Nomic发布了v1.5 🪆🪆🪆，能够使用母子娃娃学习和8192上下文进行可变大小的嵌入，嵌入维度在64到768之间。

在这个笔记本中，我们将探索在不同维度上使用Nomic v1.5嵌入。


### 安装说明


In [None]:
%pip install -U llama-index llama-index-embeddings-nomic


### 设置API密钥


In [None]:
nomic_api_key = "<NOMIC API KEY>"

In [None]:
import nest_asyncio

nest_asyncio.apply()

from llama_index.embeddings.nomic import NomicEmbedding

#### 使用128维度


In [None]:
embed_model = NomicEmbedding(
    api_key=nomic_api_key,
    dimensionality=128,
    model_name="nomic-embed-text-v1.5",
)

embedding = embed_model.get_text_embedding("Nomic Embeddings")

In [None]:
print(len(embedding))

128


In [None]:
embedding[:5]

[0.05569458, 0.057922363, -0.30126953, -0.09832764, 0.05947876]

#### 尺寸为256


In [None]:
embed_model = NomicEmbedding(
    api_key=nomic_api_key,
    dimensionality=256,
    model_name="nomic-embed-text-v1.5",
)

embedding = embed_model.get_text_embedding("Nomic Embeddings")

In [None]:
print(len(embedding))

256


In [None]:
embedding[:5]

[0.044708252, 0.04650879, -0.24182129, -0.07897949, 0.04776001]

#### 维度为768


In [None]:
embed_model = NomicEmbedding(
    api_key=nomic_api_key,
    dimensionality=768,
    model_name="nomic-embed-text-v1.5",
)

embedding = embed_model.get_text_embedding("Nomic Embeddings")

In [None]:
print(len(embedding))

768


In [None]:
embedding[:5]

[0.027282715, 0.028381348, -0.14758301, -0.048187256, 0.029144287]

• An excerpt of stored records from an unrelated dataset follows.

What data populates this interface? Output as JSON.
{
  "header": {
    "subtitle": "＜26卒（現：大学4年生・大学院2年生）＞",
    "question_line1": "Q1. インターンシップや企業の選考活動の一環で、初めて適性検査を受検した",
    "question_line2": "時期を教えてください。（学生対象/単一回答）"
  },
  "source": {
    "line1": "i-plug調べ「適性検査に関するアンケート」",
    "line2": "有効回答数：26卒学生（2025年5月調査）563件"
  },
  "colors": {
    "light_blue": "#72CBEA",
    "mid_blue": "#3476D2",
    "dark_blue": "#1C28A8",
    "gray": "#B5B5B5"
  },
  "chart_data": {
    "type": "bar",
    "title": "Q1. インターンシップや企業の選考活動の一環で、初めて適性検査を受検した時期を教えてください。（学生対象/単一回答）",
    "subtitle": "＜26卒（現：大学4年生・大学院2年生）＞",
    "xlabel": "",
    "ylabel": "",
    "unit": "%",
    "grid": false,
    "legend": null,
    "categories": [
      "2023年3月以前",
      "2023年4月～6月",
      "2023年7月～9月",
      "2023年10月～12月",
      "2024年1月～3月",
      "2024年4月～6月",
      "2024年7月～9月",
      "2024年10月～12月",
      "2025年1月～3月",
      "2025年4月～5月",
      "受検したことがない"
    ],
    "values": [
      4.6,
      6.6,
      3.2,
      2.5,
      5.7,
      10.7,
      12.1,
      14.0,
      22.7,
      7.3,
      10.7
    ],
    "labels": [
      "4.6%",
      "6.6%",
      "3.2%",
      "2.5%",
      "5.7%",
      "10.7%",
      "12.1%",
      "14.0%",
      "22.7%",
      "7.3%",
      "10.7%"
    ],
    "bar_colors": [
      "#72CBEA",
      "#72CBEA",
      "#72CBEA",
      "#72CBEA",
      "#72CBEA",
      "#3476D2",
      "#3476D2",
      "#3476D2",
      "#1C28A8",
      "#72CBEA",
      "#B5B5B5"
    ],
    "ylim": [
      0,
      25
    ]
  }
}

#### 你仍然可以使用v1 Nomic Embeddings

它具有768个固定的嵌入维度


In [None]:
embed_model = NomicEmbedding(
    api_key=nomic_api_key, model_name="nomic-embed-text-v1"
)

embedding = embed_model.get_text_embedding("Nomic Embeddings")

In [None]:
print(len(embedding))

768


In [None]:
embedding[:5]

[0.0059013367, 0.03744507, 0.0035305023, -0.047180176, 0.0154418945]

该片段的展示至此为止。